Much of the immediate discussion of Rose’s speech focused on the Trump campaign’s broader effort to make inroads with Black voters; on CNN, Van Jones called it “the most dangerous” address of the night for Democrats. But it underscored something bigger: Throughout the first days of Republicans’ gathering in Milwaukee, a quiet revolution was underway. A brasher, flashier, and yes, more diverse, party identity seemed to be reaching full maturation, gleefully embracing the same message Democrats have hurled as an insult: It’s not your dad’s GOP.

“President Trump has changed the Republican Party,” Jason Miller, a senior adviser to the Trump campaign, told me Monday. Inside the Fiserv Forum, the point is hard to dispute. The remnants of the old GOP — the seersucker, the boat shoes, the summer intern khakis — are still here. But now, too, are Swarovski-spangled hoop gowns and expletive-laden cowboy hats. Delegates still applaud calls to curtail government involvement in the economy, but many now wear hard hats and wave signs calling for “higher wages.” The screen still features invocations of Christian morality, but now it also broadcasts a rap parody of “Ice, Ice, Baby” that includes repeated mentions of “FJB.”

The stage has been studded with figures whose mere presence would have been unthinkable at a Republican convention a decade ago. Monday’s longest speaking time went not to rising stars like Sen. Tim Scott or Gov. Kristi Noem but to Teamsters President Sean O’Brien. The union leader, who has sought speaking roles at both conventions and has not endorsed either candidate, garnered some of the biggest cheers of the night as he straightforwardly denounced decades of conservative economic orthodoxy.

Before addresses from Nikki Haley and Ron DeSantis on Tuesday came reality star Savannah Chrisley, who used her perch to denounce her parents' fraud and tax evasion convictions. Wednesday’s programming is set to relegate luminaries like Newt Gingrich and Greg Abbott to early speaking slots — while elevating a group of UNC frat boys to primetime. And UFC president Dana White, who publicly identifies as an atheist, was slated to introduce Trump on Thursday.

Even traditional speakers’ rhetoric underscored the shift. Rep. Byron Donalds mocked the fact that “Joe Biden and Kamala Harris sent their kids to high priced private schools.” The next night, Sen. Eric Smitt touted the GOP as the “party of working families.” Offstage at an Axios event, Sen. Steve Daines, the Senate Republicans’ campaign chief, repeatedly spoke of the Trump-Vance ticket’s potential appeal to “lunchbucket Democrats.”
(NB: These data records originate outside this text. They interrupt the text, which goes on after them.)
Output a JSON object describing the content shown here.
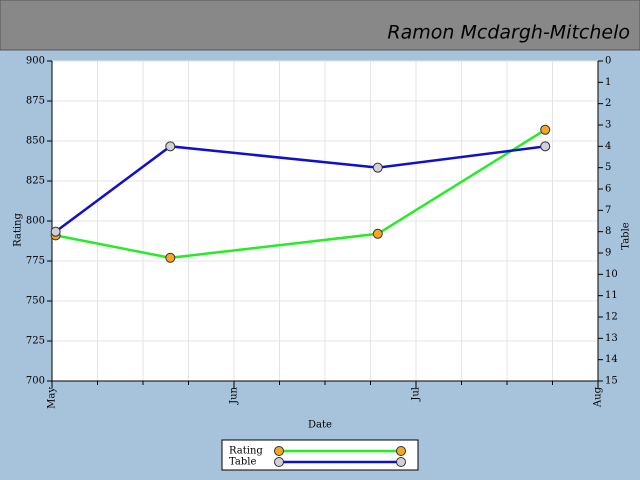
{
  "chart_data": {
    "type": "line",
    "title": "Ramon Mcdargh-Mitchelo",
    "x_label": "Date",
    "y_label": "Rating",
    "y2_label": "Table",
    "x": [
      0.02,
      0.65,
      1.79,
      2.71
    ],
    "xlim": [
      0,
      3
    ],
    "xticks": [
      {
        "value": 0,
        "label": "May"
      },
      {
        "value": 1,
        "label": "Jun"
      },
      {
        "value": 2,
        "label": "Jul"
      },
      {
        "value": 3,
        "label": "Aug"
      }
    ],
    "xminorticks": [
      0.25,
      0.5,
      0.75,
      1.25,
      1.5,
      1.75,
      2.25,
      2.5,
      2.75
    ],
    "ylim": [
      700,
      900
    ],
    "yticks": [
      700,
      725,
      750,
      775,
      800,
      825,
      850,
      875,
      900
    ],
    "y2lim": [
      15,
      0
    ],
    "y2ticks": [
      0,
      1,
      2,
      3,
      4,
      5,
      6,
      7,
      8,
      9,
      10,
      11,
      12,
      13,
      14,
      15
    ],
    "grid": true,
    "legend": "bottom",
    "series": [
      {
        "name": "Rating",
        "color": "#22ee22",
        "marker_color": "#f5a623",
        "values": [
          791,
          777,
          792,
          857
        ]
      },
      {
        "name": "Table",
        "color": "#1010cc",
        "marker_color": "#d0d0d8",
        "axis": "y2",
        "values": [
          8,
          4,
          5,
          4
        ]
      }
    ]
  }
}
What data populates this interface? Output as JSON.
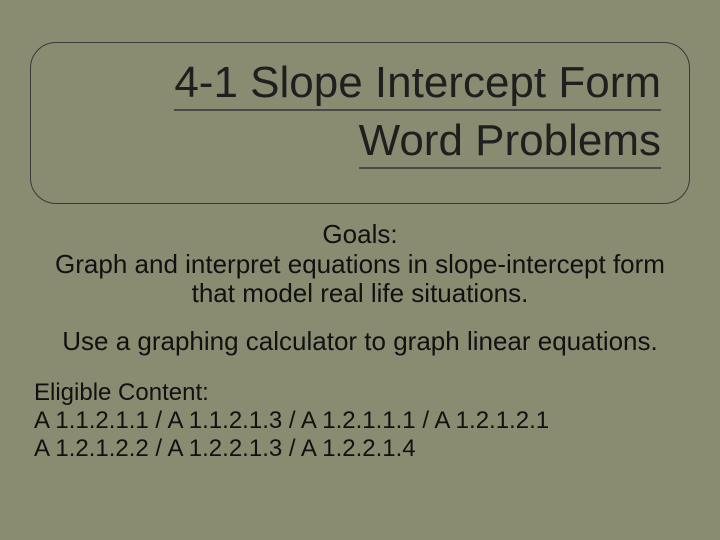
{
  "slide": {
    "background_color": "#8a8c72",
    "title": {
      "line1": "4-1 Slope Intercept Form",
      "line2": "Word Problems",
      "font_size": 44,
      "color": "#1f1f1f",
      "underline_color": "#4a4a4a",
      "box_border_color": "#3a3a3a",
      "box_border_radius": 26
    },
    "goals": {
      "heading": "Goals:",
      "text": "Graph and interpret equations in slope-intercept form that model real life situations.",
      "font_size": 26
    },
    "calculator": {
      "text": "Use a graphing calculator to graph linear equations.",
      "font_size": 26
    },
    "eligible": {
      "heading": "Eligible Content:",
      "line1": "A 1.1.2.1.1 / A 1.1.2.1.3 / A 1.2.1.1.1 / A 1.2.1.2.1",
      "line2": "A 1.2.1.2.2 / A 1.2.2.1.3 / A 1.2.2.1.4",
      "font_size": 24
    }
  }
}
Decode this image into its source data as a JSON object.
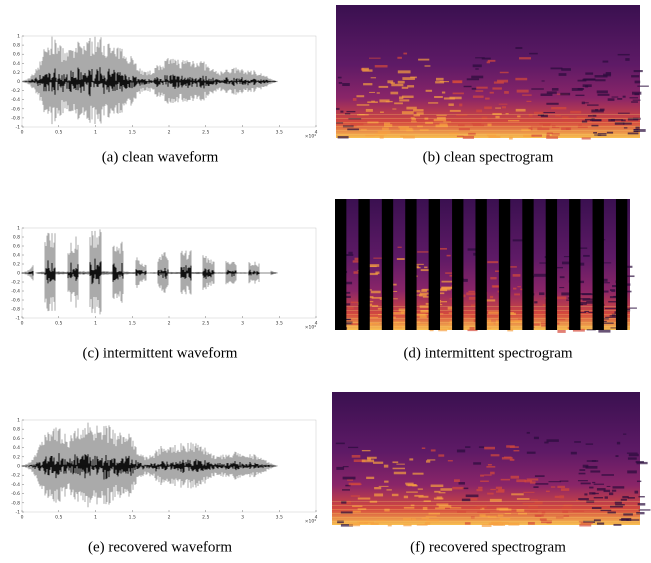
{
  "panels": [
    {
      "kind": "waveform",
      "caption": "(a)  clean waveform",
      "xlim": [
        0,
        4
      ],
      "ylim": [
        -1,
        1
      ],
      "xticks": [
        0,
        0.5,
        1,
        1.5,
        2,
        2.5,
        3,
        3.5,
        4
      ],
      "yticks": [
        -1,
        -0.8,
        -0.6,
        -0.4,
        -0.2,
        0,
        0.2,
        0.4,
        0.6,
        0.8,
        1
      ],
      "exponent_label": "×10⁴"
    },
    {
      "kind": "spectrogram",
      "caption": "(b)  clean spectrogram"
    },
    {
      "kind": "waveform",
      "caption": "(c)  intermittent waveform",
      "xlim": [
        0,
        4
      ],
      "ylim": [
        -1,
        1
      ],
      "xticks": [
        0,
        0.5,
        1,
        1.5,
        2,
        2.5,
        3,
        3.5,
        4
      ],
      "yticks": [
        -1,
        -0.8,
        -0.6,
        -0.4,
        -0.2,
        0,
        0.2,
        0.4,
        0.6,
        0.8,
        1
      ],
      "exponent_label": "×10⁴"
    },
    {
      "kind": "spectrogram",
      "caption": "(d)  intermittent spectrogram"
    },
    {
      "kind": "waveform",
      "caption": "(e)  recovered waveform",
      "xlim": [
        0,
        4
      ],
      "ylim": [
        -1,
        1
      ],
      "xticks": [
        0,
        0.5,
        1,
        1.5,
        2,
        2.5,
        3,
        3.5,
        4
      ],
      "yticks": [
        -1,
        -0.8,
        -0.6,
        -0.4,
        -0.2,
        0,
        0.2,
        0.4,
        0.6,
        0.8,
        1
      ],
      "exponent_label": "×10⁴"
    },
    {
      "kind": "spectrogram",
      "caption": "(f)  recovered spectrogram"
    }
  ]
}
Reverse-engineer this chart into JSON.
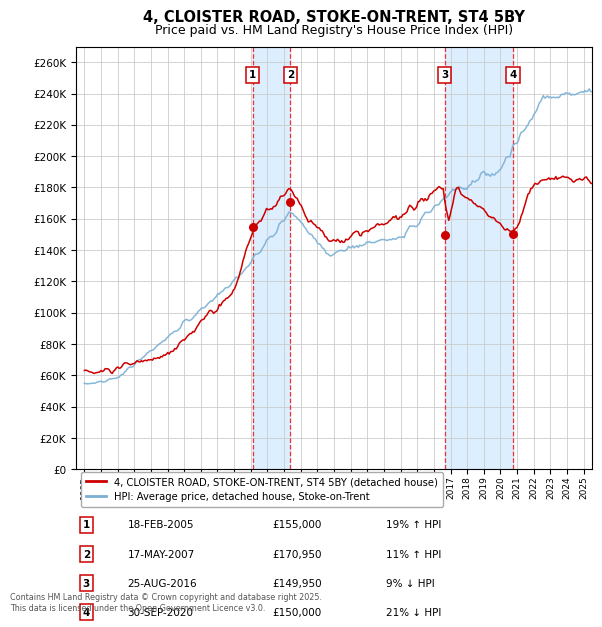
{
  "title": "4, CLOISTER ROAD, STOKE-ON-TRENT, ST4 5BY",
  "subtitle": "Price paid vs. HM Land Registry's House Price Index (HPI)",
  "hpi_label": "HPI: Average price, detached house, Stoke-on-Trent",
  "property_label": "4, CLOISTER ROAD, STOKE-ON-TRENT, ST4 5BY (detached house)",
  "footer": "Contains HM Land Registry data © Crown copyright and database right 2025.\nThis data is licensed under the Open Government Licence v3.0.",
  "transactions": [
    {
      "num": 1,
      "date": "18-FEB-2005",
      "price": 155000,
      "hpi_rel": "19% ↑ HPI",
      "year": 2005.12
    },
    {
      "num": 2,
      "date": "17-MAY-2007",
      "price": 170950,
      "hpi_rel": "11% ↑ HPI",
      "year": 2007.38
    },
    {
      "num": 3,
      "date": "25-AUG-2016",
      "price": 149950,
      "hpi_rel": "9% ↓ HPI",
      "year": 2016.65
    },
    {
      "num": 4,
      "date": "30-SEP-2020",
      "price": 150000,
      "hpi_rel": "21% ↓ HPI",
      "year": 2020.75
    }
  ],
  "ylim": [
    0,
    270000
  ],
  "yticks": [
    0,
    20000,
    40000,
    60000,
    80000,
    100000,
    120000,
    140000,
    160000,
    180000,
    200000,
    220000,
    240000,
    260000
  ],
  "xlim": [
    1994.5,
    2025.5
  ],
  "red_color": "#cc0000",
  "blue_color": "#7ab0d4",
  "shaded_color": "#ddeeff",
  "grid_color": "#cccccc",
  "title_fontsize": 10.5,
  "subtitle_fontsize": 9
}
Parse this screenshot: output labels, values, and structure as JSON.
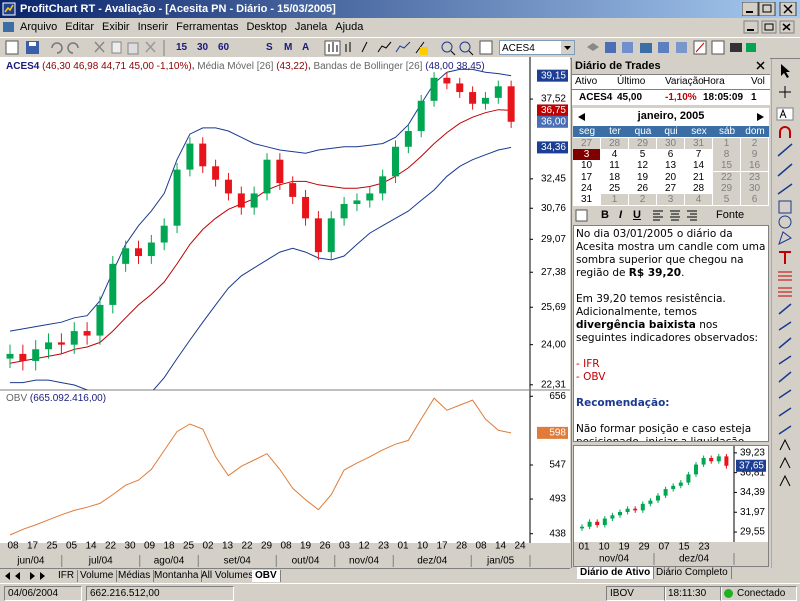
{
  "window": {
    "title": "ProfitChart RT - Avaliação - [Acesita PN - Diário - 15/03/2005]"
  },
  "menu": [
    "Arquivo",
    "Editar",
    "Exibir",
    "Inserir",
    "Ferramentas",
    "Desktop",
    "Janela",
    "Ajuda"
  ],
  "toolbar": {
    "periods": [
      "15",
      "30",
      "60",
      "S",
      "M",
      "A"
    ],
    "symbol": "ACES4"
  },
  "chart_data": [
    {
      "type": "candlestick",
      "name": "ACES4",
      "legend_value": "(46,30 46,98 44,71 45,00 -1,10%)",
      "up_color": "#00a651",
      "down_color": "#e8141b",
      "open": [
        23.4,
        23.6,
        23.3,
        23.8,
        24.1,
        24.0,
        24.6,
        24.4,
        25.8,
        27.8,
        28.6,
        28.2,
        28.9,
        29.8,
        33.0,
        34.6,
        33.2,
        32.4,
        31.6,
        30.8,
        31.6,
        33.6,
        32.2,
        31.4,
        30.2,
        28.4,
        30.2,
        31.0,
        31.2,
        31.6,
        32.6,
        34.4,
        35.4,
        37.4,
        39.0,
        38.6,
        38.0,
        37.2,
        37.6,
        38.4
      ],
      "high": [
        24.0,
        24.0,
        24.2,
        24.5,
        24.5,
        25.0,
        25.0,
        26.2,
        28.2,
        29.0,
        29.0,
        29.3,
        30.2,
        33.4,
        35.0,
        35.0,
        33.6,
        32.8,
        32.0,
        32.0,
        34.0,
        34.0,
        32.6,
        31.8,
        30.6,
        30.6,
        31.4,
        31.6,
        32.0,
        33.0,
        34.8,
        35.8,
        37.8,
        39.4,
        39.4,
        39.0,
        38.4,
        38.0,
        38.8,
        38.8
      ],
      "low": [
        23.0,
        22.9,
        22.9,
        23.4,
        23.6,
        23.6,
        24.0,
        24.0,
        25.4,
        27.4,
        27.8,
        27.8,
        28.5,
        29.4,
        32.6,
        32.8,
        32.0,
        31.2,
        30.4,
        30.4,
        31.2,
        31.8,
        31.0,
        29.8,
        28.0,
        28.0,
        29.8,
        30.6,
        30.8,
        31.2,
        32.2,
        34.0,
        35.0,
        37.0,
        38.2,
        37.6,
        36.8,
        36.8,
        37.2,
        35.6
      ],
      "close": [
        23.6,
        23.3,
        23.8,
        24.1,
        24.0,
        24.6,
        24.4,
        25.8,
        27.8,
        28.6,
        28.2,
        28.9,
        29.8,
        33.0,
        34.6,
        33.2,
        32.4,
        31.6,
        30.8,
        31.6,
        33.6,
        32.2,
        31.4,
        30.2,
        28.4,
        30.2,
        31.0,
        31.2,
        31.6,
        32.6,
        34.4,
        35.4,
        37.4,
        39.0,
        38.6,
        38.0,
        37.2,
        37.6,
        38.4,
        36.0
      ],
      "series": [
        {
          "name": "Média Móvel [26]",
          "legend_value": "(43,22)",
          "color": "#c00000",
          "values": [
            23.2,
            23.3,
            23.4,
            23.5,
            23.6,
            23.8,
            23.9,
            24.1,
            24.6,
            25.2,
            25.8,
            26.3,
            26.9,
            27.8,
            28.8,
            29.6,
            30.2,
            30.7,
            31.0,
            31.3,
            31.8,
            32.1,
            32.3,
            32.3,
            32.1,
            32.0,
            31.9,
            31.9,
            32.0,
            32.2,
            32.6,
            33.1,
            33.8,
            34.6,
            35.3,
            35.9,
            36.3,
            36.6,
            36.8,
            36.75
          ]
        },
        {
          "name": "Bandas de Bollinger [26]",
          "legend_value": "(48,00 38,45)",
          "color": "#1a3a8f",
          "upper": [
            24.6,
            24.7,
            24.8,
            24.9,
            25.0,
            25.2,
            25.3,
            26.0,
            27.4,
            28.8,
            29.8,
            30.6,
            31.6,
            33.6,
            35.2,
            35.6,
            35.6,
            35.4,
            35.0,
            34.6,
            34.4,
            34.2,
            34.1,
            34.0,
            34.2,
            34.3,
            34.4,
            34.4,
            34.5,
            34.6,
            35.0,
            35.8,
            37.2,
            38.6,
            39.4,
            39.6,
            39.6,
            39.4,
            39.3,
            39.15
          ],
          "lower": [
            22.4,
            22.4,
            22.5,
            22.5,
            22.4,
            22.3,
            22.1,
            21.8,
            21.4,
            21.2,
            21.4,
            22.0,
            22.6,
            23.4,
            24.2,
            25.0,
            25.8,
            26.6,
            27.2,
            27.6,
            28.0,
            28.4,
            28.6,
            28.4,
            28.1,
            28.0,
            28.2,
            28.8,
            29.4,
            29.8,
            30.2,
            30.6,
            31.2,
            31.8,
            32.6,
            33.2,
            33.6,
            33.9,
            34.2,
            34.36
          ]
        }
      ],
      "log": true,
      "ylim": [
        22.1,
        39.7
      ],
      "yticks": [
        {
          "value": 37.52,
          "label": "37,52"
        },
        {
          "value": 32.45,
          "label": "32,45"
        },
        {
          "value": 30.76,
          "label": "30,76"
        },
        {
          "value": 29.07,
          "label": "29,07"
        },
        {
          "value": 27.38,
          "label": "27,38"
        },
        {
          "value": 25.69,
          "label": "25,69"
        },
        {
          "value": 24.0,
          "label": "24,00"
        },
        {
          "value": 22.31,
          "label": "22,31"
        }
      ],
      "last_values": [
        {
          "value": 39.15,
          "label": "39,15",
          "color": "#1c3f94"
        },
        {
          "value": 36.75,
          "label": "36,75",
          "color": "#c00000"
        },
        {
          "value": 36.0,
          "label": "36,00",
          "color": "#4a6fb5"
        },
        {
          "value": 34.36,
          "label": "34,36",
          "color": "#1c3f94"
        }
      ],
      "xtick_labels": [
        "08",
        "17",
        "25",
        "05",
        "14",
        "22",
        "30",
        "09",
        "18",
        "25",
        "02",
        "13",
        "22",
        "29",
        "08",
        "19",
        "26",
        "03",
        "12",
        "23",
        "01",
        "10",
        "17",
        "28",
        "08",
        "14",
        "24"
      ],
      "xtick_groups": [
        "jun/04",
        "jul/04",
        "ago/04",
        "set/04",
        "out/04",
        "nov/04",
        "dez/04",
        "jan/05"
      ]
    },
    {
      "type": "line",
      "name": "OBV",
      "legend_value": "(665.092.416,00)",
      "color": "#e07b39",
      "values": [
        436,
        445,
        452,
        460,
        468,
        475,
        480,
        486,
        500,
        515,
        523,
        540,
        570,
        600,
        612,
        604,
        560,
        530,
        545,
        555,
        565,
        540,
        510,
        492,
        476,
        500,
        539,
        550,
        560,
        571,
        580,
        586,
        620,
        653,
        634,
        642,
        650,
        620,
        602,
        598
      ],
      "ylim": [
        428,
        666
      ],
      "yticks": [
        656,
        547,
        493,
        438
      ],
      "last_value": 598
    },
    {
      "type": "candlestick",
      "up_color": "#00a651",
      "down_color": "#e8141b",
      "open": [
        30.0,
        30.2,
        30.8,
        30.4,
        31.2,
        31.6,
        32.0,
        32.4,
        32.2,
        33.0,
        33.4,
        34.0,
        34.8,
        35.2,
        35.6,
        36.6,
        37.8,
        38.6,
        38.2,
        38.8
      ],
      "high": [
        30.5,
        31.1,
        31.1,
        31.5,
        31.9,
        32.3,
        32.7,
        32.7,
        33.3,
        33.7,
        34.3,
        35.1,
        35.5,
        35.9,
        36.9,
        38.1,
        38.9,
        38.9,
        39.1,
        39.1
      ],
      "low": [
        29.7,
        29.9,
        30.1,
        30.1,
        30.9,
        31.3,
        31.7,
        31.9,
        31.9,
        32.7,
        33.1,
        33.7,
        34.5,
        34.9,
        35.3,
        36.3,
        37.5,
        37.9,
        37.9,
        37.3
      ],
      "close": [
        30.2,
        30.8,
        30.4,
        31.2,
        31.6,
        32.0,
        32.4,
        32.2,
        33.0,
        33.4,
        34.0,
        34.8,
        35.2,
        35.6,
        36.6,
        37.8,
        38.6,
        38.2,
        38.8,
        37.65
      ],
      "ylim": [
        28.7,
        39.7
      ],
      "yticks": [
        {
          "value": 39.23,
          "label": "39,23"
        },
        {
          "value": 36.81,
          "label": "36,81"
        },
        {
          "value": 34.39,
          "label": "34,39"
        },
        {
          "value": 31.97,
          "label": "31,97"
        },
        {
          "value": 29.55,
          "label": "29,55"
        }
      ],
      "last_values": [
        {
          "value": 37.65,
          "label": "37,65",
          "color": "#1c3f94"
        }
      ],
      "xtick_labels": [
        "01",
        "10",
        "19",
        "29",
        "07",
        "15",
        "23"
      ],
      "xtick_groups": [
        "nov/04",
        "dez/04"
      ]
    }
  ],
  "trades": {
    "title": "Diário de Trades",
    "columns": [
      "Ativo",
      "Último",
      "Variação",
      "Hora",
      "Vol"
    ],
    "row": [
      "ACES4",
      "45,00",
      "-1,10%",
      "18:05:09",
      "1"
    ]
  },
  "calendar": {
    "month": "janeiro, 2005",
    "weekdays": [
      "seg",
      "ter",
      "qua",
      "qui",
      "sex",
      "sáb",
      "dom"
    ],
    "weeks": [
      [
        27,
        28,
        29,
        30,
        31,
        1,
        2
      ],
      [
        3,
        4,
        5,
        6,
        7,
        8,
        9
      ],
      [
        10,
        11,
        12,
        13,
        14,
        15,
        16
      ],
      [
        17,
        18,
        19,
        20,
        21,
        22,
        23
      ],
      [
        24,
        25,
        26,
        27,
        28,
        29,
        30
      ],
      [
        31,
        1,
        2,
        3,
        4,
        5,
        6
      ]
    ]
  },
  "editor": {
    "buttons": [
      "B",
      "I",
      "U"
    ],
    "font": "Fonte"
  },
  "note": {
    "p1": [
      "No dia 03/01/2005 o diário da Acesita mostra um candle com uma sombra superior que chegou na região de ",
      "R$ 39,20",
      "."
    ],
    "p2": [
      "Em 39,20 temos resistência. Adicionalmente, temos ",
      "divergência baixista",
      " nos seguintes indicadores observados:"
    ],
    "items": [
      "- IFR",
      "- OBV"
    ],
    "heading": "Recomendação:",
    "p3": "Não formar posição e caso esteja posicionado, iniciar  a liquidação."
  },
  "panel_tabs": [
    "Diário de Ativo",
    "Diário Completo"
  ],
  "chart_tabs": [
    "IFR",
    "Volume",
    "Médias",
    "Montanha",
    "All Volumes",
    "OBV"
  ],
  "status": [
    "04/06/2004",
    "662.216.512,00",
    "IBOV",
    "18:11:30",
    "Conectado"
  ]
}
The policy aspect of the party’s evolution remains a major question mark. With the exception of his position on trade, Trump’s first-term economic policy deviated little from traditional supply-side conservatism; his second-term agenda continues to promise deregulation and large tax cuts for the wealthy and corporations.

But the change in the party’s culture is unmistakable. American Conservative Union chair Matt Schlapp favorably compared Milaukee to the 2012 Tampa confab that nominated Mitt Romney. That convention “was about rich businessmen,” Schlapp told me, adding that “Trump always got” that Republican voters wanted something else.

Whether all this translates into the racial breakthrough many in the GOP want is still unclear.  Former House Speaker Kevin McCarthy, who aggressively recruited non-white candidates during his time atop the GOP conference, told me he expects that the convention would aid efforts to reach voters of color, with whom he predicted the ticket would do “much better.”

But amid the broader class realignment of American politics — in 2020, Biden became the first Democratic nominee since the genesis of exit polling to win the wealthiest slice of Americans — the convention could be remembered as a watershed moment, sending a clear message to some traditional Democratic voters: These are your people and this is where you belong.